Стоит заметить, что для Сенчина этот жанр очень органичен. Для него естественно писать с крайним документализмом, но документализм в случае этой повести — литературный прием, стилизация, как и язык: передавая внутренний мир девочки-подростка, Роман пишет свой текст в стиле Литинститутской семинарской прозы, именно так пишут там о своей повседневности девочки семнадцати-восемнадцати лет. Главный принцип реалити-жанра как раз в том, чтобы как можно меньше аналитически вмешиваться в материал, максимально обнажив в событиях логику самой жизни. Чтобы мы, дойдя до конца, уже понимали, что все произошло так, а не иначе, потому что иначе и не могло произойти. Правда, дочитав повесть, я осталась больше с недоумением, чем с пониманием. Как у Даши, вопросов гораздо больше, чем ответов. Почему, собственно, все происходит так, а не иначе? Что делать, чтобы было иначе?

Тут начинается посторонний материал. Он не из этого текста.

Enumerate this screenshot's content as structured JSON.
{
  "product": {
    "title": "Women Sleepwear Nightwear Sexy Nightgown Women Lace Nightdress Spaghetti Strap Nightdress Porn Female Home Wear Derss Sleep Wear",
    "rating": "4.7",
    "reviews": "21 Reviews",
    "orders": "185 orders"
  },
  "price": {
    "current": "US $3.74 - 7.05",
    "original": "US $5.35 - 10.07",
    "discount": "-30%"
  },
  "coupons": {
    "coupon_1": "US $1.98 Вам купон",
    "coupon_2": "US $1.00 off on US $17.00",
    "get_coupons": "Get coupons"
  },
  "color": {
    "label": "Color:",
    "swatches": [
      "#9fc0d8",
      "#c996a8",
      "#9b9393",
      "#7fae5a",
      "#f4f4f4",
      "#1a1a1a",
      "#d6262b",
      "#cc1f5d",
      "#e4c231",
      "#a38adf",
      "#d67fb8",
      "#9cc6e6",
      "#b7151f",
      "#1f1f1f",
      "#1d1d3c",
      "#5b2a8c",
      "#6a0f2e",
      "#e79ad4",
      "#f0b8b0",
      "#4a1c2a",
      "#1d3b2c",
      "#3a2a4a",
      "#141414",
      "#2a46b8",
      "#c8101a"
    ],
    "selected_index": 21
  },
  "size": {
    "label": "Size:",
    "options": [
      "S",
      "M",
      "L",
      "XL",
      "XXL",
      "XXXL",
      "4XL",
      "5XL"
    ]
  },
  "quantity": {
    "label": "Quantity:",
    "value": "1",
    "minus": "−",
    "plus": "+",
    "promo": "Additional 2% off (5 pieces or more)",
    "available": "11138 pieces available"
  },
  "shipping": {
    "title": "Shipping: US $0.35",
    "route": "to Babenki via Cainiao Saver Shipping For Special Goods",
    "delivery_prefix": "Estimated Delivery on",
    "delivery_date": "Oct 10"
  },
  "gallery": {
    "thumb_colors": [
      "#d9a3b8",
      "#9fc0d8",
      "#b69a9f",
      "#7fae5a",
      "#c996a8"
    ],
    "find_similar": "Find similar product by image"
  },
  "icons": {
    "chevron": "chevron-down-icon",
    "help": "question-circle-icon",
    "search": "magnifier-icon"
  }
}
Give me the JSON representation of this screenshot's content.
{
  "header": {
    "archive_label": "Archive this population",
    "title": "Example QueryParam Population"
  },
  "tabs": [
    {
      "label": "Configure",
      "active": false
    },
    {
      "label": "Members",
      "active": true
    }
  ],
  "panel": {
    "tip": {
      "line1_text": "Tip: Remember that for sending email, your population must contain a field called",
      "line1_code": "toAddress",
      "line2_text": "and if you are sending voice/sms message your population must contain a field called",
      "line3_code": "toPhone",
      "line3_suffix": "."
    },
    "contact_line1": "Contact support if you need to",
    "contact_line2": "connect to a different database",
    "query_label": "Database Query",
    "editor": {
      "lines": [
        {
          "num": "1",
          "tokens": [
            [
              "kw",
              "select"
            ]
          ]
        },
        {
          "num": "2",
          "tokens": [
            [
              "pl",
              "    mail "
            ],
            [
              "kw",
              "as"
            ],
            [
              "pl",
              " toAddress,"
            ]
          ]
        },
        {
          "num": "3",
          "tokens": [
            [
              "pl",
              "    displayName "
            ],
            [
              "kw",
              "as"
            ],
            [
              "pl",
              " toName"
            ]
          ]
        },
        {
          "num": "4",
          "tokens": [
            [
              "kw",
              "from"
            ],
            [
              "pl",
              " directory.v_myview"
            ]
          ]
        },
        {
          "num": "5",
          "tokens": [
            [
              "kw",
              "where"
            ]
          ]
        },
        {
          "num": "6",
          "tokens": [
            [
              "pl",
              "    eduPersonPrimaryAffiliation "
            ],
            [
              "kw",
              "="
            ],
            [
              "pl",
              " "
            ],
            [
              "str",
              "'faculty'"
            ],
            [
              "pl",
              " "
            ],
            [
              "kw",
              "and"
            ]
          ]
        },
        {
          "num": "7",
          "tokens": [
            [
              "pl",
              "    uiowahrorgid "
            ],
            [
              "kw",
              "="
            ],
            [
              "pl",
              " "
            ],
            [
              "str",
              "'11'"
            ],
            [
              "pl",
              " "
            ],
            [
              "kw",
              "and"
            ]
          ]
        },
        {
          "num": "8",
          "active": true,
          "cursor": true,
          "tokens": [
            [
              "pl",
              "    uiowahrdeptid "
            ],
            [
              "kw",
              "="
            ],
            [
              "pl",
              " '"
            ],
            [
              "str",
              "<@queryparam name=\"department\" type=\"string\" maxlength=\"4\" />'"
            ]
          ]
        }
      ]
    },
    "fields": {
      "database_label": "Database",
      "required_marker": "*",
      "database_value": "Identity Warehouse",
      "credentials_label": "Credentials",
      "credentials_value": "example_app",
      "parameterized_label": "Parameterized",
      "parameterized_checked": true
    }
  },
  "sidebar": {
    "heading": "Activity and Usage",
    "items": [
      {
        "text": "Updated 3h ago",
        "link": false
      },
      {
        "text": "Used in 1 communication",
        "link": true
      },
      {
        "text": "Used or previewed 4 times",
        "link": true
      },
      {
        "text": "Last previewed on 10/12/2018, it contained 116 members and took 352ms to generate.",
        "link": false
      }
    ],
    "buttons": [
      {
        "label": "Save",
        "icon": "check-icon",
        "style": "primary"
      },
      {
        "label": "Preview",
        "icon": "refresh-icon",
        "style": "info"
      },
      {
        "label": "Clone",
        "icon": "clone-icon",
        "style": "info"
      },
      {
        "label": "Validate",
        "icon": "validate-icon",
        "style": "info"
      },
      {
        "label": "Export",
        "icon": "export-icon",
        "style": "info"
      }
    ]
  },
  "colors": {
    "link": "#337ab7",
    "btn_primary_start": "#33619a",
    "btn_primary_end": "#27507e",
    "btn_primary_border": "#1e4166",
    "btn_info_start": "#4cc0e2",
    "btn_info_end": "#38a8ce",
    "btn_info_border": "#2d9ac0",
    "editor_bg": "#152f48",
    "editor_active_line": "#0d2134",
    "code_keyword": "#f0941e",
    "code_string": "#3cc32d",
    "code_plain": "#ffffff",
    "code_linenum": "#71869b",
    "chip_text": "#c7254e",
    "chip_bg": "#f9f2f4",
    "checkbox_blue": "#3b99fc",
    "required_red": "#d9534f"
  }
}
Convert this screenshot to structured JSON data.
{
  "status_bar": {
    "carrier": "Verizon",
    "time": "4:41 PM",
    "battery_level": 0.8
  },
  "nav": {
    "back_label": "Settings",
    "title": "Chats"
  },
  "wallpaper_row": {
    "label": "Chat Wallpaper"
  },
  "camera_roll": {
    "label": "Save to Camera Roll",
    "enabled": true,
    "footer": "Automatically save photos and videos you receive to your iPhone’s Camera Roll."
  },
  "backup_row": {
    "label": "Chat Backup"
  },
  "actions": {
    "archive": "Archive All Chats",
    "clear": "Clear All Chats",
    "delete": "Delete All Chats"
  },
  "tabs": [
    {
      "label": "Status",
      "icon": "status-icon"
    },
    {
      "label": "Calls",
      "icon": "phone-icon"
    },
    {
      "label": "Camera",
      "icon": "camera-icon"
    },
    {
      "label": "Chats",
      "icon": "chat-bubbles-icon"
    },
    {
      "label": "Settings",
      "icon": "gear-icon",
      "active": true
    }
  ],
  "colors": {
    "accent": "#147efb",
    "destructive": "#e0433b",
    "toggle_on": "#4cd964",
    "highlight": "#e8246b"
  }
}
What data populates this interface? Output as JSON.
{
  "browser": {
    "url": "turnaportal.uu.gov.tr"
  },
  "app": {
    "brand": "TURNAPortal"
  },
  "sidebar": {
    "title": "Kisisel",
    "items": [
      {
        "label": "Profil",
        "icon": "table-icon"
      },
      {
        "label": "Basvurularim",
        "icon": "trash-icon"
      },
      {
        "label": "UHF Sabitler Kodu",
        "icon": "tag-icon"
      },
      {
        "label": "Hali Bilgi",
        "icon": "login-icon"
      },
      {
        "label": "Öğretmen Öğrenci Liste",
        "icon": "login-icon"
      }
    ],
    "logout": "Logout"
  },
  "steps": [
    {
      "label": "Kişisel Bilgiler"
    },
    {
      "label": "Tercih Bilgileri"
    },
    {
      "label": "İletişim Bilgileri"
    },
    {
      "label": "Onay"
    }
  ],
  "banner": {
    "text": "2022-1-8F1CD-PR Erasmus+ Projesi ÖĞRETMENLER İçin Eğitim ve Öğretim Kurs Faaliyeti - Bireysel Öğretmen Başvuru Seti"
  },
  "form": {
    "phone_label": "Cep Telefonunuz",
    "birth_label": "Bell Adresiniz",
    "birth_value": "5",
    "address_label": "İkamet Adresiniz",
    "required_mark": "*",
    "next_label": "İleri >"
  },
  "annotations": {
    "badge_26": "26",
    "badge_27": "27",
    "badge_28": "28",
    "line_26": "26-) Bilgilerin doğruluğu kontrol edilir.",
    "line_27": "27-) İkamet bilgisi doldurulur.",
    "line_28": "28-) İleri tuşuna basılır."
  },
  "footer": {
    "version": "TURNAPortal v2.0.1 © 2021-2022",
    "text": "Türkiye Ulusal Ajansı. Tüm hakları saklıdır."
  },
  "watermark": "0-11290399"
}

Не исключаю, что автор добивался именно этого. Но из-за такого количества вопросов без ответов для меня на первый план вышла другая тема повести, вполне классическая, — тема взросления. Взросления подростка и страны в целом.

Последнее время мне часто приходится выступать перед подростками Дашиного возраста, представляя свою книгу “Луноликой матери девы”. Книга — о девочках-скифах и периоде инициации, и, рассказывая об этом, я спрашиваю ребят, что для них значит — стать взрослым сейчас, в современном мире. Все говорят о чувстве ответственности. И Даша тоже думает об ответственности как о взрослом состоянии — так она представляет, к примеру, что будет делать с Алиной из Сапожка, если та вдруг явится к ним на порог, и чувствует себя ответственной перед нею. Она не задумывается над тем, откуда, собственно, это чувство, хотя его природа проста: оно вырастает из чувства причастности, достаточно было провести с человеком лето на море, и ты уже связан с ним. И из этого же чувства рождается необходимость ответить на все вопросы о стране, о том, что происходит вокруг, — от чувства причастности. Но тут дело обстоит сложнее. Потому что ответы-то есть, но они слишком разные. И Даша мучается попытками найти правду между тем, что говорят в телевизоре и школе, что она читает в интернете, и тем, что говорят взрослые у них на кухне, а в первую очередь — папа и мама. Ведь если кому-то и верить, то, конечно, им. Верить безоговорочно и свято. Но это — состояние ребенка. А Даша растет. И для нее понять, что родители могут так же сомневаться, заблуждаться, мучиться вопросами, что они в том же состоянии непонимания, как и вся страна, — вот настоящий шаг к взрослению. Учиться жить с открытыми глазами. Не добиваться ответов на вопросы во что бы то ни стало, а жить с ними и принимать тот факт, что они есть, эти вопросы, которые надо решать.